Do molluscs have intracellular digestion?

Digestive enzymes are secreted into the lumen of these glands. Additional extracellular digestion takes place in the stomach. In cephalopods, digestion is entirely extracellular. In the most other mollusks, the terminal stages of digestion are completed intracellularly, within the tissue of the digestive glands.

Which of the following accurately describes gas exchange in mollusks?
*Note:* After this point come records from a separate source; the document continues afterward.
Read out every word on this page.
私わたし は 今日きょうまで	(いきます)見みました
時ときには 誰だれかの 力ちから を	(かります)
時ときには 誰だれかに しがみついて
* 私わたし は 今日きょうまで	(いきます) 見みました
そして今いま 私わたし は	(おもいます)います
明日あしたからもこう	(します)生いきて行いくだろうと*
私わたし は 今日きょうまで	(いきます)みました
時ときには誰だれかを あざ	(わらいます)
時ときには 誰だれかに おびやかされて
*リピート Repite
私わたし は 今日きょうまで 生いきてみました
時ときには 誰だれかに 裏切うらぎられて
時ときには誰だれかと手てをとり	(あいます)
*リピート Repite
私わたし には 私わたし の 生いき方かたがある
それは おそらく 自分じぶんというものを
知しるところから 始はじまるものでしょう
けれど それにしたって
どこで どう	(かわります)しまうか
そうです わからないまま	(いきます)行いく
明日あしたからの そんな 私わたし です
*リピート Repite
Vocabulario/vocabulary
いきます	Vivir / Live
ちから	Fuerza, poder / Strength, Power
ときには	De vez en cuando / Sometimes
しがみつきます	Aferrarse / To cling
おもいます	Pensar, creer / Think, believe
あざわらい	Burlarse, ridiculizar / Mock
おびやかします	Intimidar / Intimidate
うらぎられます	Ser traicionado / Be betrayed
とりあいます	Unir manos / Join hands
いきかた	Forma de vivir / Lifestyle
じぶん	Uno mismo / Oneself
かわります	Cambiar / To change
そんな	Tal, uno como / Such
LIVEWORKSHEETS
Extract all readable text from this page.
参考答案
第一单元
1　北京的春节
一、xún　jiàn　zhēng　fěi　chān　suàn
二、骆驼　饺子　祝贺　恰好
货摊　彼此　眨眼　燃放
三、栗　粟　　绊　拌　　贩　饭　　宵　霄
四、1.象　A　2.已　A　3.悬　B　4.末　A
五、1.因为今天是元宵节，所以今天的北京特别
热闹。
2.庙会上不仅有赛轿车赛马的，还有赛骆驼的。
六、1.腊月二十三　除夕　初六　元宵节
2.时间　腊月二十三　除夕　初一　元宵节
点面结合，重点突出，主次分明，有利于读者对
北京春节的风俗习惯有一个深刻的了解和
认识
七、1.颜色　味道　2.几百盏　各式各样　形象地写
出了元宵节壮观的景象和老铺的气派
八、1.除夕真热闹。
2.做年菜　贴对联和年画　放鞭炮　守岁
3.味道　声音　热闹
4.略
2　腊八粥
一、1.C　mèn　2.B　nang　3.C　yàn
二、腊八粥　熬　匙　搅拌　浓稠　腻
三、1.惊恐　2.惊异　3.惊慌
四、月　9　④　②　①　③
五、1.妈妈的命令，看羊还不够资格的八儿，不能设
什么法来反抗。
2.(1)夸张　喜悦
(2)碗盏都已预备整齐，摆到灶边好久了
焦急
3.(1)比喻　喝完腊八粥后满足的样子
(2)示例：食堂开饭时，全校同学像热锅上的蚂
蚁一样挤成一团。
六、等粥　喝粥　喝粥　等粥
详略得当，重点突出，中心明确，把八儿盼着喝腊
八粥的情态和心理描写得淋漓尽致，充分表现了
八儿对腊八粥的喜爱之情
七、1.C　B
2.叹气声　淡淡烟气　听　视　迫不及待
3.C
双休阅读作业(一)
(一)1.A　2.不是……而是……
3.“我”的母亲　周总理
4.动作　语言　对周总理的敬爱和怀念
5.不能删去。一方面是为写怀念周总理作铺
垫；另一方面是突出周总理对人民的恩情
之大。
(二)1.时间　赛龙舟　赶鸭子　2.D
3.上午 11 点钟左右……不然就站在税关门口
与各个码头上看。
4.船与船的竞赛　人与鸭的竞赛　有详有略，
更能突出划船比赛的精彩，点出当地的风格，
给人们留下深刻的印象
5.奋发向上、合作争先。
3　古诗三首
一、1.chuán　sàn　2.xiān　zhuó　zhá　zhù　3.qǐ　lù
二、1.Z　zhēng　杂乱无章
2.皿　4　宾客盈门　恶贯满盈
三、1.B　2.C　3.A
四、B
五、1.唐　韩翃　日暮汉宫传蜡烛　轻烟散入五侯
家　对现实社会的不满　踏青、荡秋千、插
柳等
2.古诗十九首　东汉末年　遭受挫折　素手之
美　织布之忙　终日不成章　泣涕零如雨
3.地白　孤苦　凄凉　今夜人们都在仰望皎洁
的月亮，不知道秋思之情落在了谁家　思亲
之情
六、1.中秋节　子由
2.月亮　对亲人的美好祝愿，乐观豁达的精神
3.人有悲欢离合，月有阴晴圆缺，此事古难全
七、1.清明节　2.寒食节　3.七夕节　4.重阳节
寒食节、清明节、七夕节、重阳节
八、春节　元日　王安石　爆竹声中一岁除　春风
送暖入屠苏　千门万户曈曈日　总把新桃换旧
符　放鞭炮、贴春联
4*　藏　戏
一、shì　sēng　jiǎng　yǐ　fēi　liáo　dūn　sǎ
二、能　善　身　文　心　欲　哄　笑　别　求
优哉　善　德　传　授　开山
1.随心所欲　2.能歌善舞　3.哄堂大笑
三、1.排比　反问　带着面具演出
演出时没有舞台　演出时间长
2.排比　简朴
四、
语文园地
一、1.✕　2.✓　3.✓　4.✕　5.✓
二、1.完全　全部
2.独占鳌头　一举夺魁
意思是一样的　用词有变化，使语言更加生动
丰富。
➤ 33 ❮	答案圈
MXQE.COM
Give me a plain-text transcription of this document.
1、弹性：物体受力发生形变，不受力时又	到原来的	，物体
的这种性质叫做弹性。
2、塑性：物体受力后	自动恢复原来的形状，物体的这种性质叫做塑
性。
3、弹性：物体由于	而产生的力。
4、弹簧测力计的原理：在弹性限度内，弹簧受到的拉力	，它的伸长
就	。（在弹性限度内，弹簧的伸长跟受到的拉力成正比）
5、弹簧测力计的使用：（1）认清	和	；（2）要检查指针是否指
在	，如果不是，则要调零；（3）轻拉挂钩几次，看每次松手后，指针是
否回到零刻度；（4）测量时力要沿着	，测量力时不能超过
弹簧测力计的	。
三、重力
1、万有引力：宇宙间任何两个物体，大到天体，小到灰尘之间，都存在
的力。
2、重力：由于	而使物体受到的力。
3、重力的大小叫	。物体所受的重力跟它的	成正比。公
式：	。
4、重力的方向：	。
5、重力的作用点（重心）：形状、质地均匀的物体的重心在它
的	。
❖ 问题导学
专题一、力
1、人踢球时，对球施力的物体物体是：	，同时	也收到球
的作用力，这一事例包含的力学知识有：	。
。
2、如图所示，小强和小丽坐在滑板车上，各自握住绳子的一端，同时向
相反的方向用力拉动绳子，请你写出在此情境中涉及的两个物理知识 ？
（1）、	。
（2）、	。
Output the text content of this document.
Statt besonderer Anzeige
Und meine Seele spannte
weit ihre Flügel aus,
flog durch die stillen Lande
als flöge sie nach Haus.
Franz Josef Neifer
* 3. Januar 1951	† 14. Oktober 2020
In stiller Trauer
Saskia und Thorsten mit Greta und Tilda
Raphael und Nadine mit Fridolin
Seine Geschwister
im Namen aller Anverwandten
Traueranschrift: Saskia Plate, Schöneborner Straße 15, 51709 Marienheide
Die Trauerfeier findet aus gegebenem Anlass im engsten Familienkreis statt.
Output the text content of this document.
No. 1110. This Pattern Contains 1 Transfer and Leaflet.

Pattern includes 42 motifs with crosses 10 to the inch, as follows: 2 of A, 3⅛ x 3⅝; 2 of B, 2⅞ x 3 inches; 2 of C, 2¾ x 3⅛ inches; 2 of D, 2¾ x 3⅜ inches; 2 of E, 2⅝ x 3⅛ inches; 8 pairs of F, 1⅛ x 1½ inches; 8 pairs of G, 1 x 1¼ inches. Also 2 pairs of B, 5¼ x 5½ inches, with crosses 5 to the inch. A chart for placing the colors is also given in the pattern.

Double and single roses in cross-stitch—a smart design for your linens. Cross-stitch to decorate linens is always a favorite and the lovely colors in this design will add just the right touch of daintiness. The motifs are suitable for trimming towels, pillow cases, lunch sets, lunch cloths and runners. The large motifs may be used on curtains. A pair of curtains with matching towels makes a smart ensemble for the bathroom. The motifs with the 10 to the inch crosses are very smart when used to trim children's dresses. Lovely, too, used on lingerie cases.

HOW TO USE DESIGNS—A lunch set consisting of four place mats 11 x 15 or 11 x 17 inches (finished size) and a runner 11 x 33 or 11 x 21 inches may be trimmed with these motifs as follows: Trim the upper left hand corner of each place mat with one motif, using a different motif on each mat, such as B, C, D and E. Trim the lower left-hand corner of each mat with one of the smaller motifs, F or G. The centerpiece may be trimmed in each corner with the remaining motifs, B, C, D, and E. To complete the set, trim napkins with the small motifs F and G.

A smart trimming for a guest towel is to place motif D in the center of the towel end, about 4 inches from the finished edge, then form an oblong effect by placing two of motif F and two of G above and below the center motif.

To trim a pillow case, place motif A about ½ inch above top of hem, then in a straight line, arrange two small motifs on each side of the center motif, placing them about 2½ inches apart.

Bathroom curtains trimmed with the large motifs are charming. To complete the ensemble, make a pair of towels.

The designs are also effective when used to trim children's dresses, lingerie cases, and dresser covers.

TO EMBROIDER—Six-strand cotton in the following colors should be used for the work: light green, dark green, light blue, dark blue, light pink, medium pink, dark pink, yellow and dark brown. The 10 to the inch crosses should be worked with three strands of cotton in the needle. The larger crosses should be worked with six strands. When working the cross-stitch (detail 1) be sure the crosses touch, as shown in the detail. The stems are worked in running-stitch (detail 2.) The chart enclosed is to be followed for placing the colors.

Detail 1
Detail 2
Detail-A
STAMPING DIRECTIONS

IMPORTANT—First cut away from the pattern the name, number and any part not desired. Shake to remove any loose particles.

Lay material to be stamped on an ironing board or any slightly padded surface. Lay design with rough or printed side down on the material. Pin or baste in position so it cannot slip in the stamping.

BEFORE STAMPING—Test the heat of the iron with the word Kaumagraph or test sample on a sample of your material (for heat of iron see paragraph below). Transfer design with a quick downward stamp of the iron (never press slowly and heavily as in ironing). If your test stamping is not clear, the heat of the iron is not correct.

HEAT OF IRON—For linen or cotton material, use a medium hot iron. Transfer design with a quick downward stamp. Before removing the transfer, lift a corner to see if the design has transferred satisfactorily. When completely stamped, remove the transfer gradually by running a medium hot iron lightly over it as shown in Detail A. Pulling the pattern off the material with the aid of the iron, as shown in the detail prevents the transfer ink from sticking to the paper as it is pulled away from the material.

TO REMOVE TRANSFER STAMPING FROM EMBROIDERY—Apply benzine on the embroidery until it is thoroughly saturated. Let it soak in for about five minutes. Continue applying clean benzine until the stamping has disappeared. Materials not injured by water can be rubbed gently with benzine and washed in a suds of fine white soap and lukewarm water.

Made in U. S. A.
Which of the following accurately describes gas exchange in mollusks? Ciliated gills propel water through the mantle cavity, where ctenidia extract oxygen and carbon dioxide is carried away. What part of a mollusk secretes its shell?

How do mollusks breathe?

Aquatic mollusks “breathe” under water with gills. Gills are thin filaments that absorb gases and exchange them between the blood and surrounding water. Mollusks have a circulatory system with one or two hearts that pump blood.

Does a Mollusca have a shell?

mollusk, also spelled mollusc, any soft-bodied invertebrate of the phylum Mollusca, usually wholly or partly enclosed in a calcium carbonate shell secreted by a soft mantle covering the body.

Why do molluscs have open circulatory system?

Mollusks have an open circulatory system, meaning the blood does not circulate entirely within vessels but is collected from the gills, pumped through the heart, and released directly into spaces in the tissues from which it returns to the gills and then to the heart.

How do Cnidaria breathe?

Cnidarians don’t have lungs, and even though they live in aquatic environments they don’t have gills either. … Instead of breathing, gas exchange in Cnidarians occurs through direct diffusion.

How is mollusks mantle related to its shell?

The mantle is an important part of the body of a mollusk. It forms the outer wall of the mollusk’s body. … In mollusks that have shells, such as clams, mussels, and snails, the mantle is what secretes calcium carbonate and a matrix to form the mollusk’s shell.

Are mollusks segmented?

Mollusks may be primitively segmented, but all but the monoplacophorans characteristically lack segmentation and have bodies that are to some degree spirally twisted (e.g. torsion). … The Pelecypoda are the bivalve mollusks and include oysters, clams, and scallops.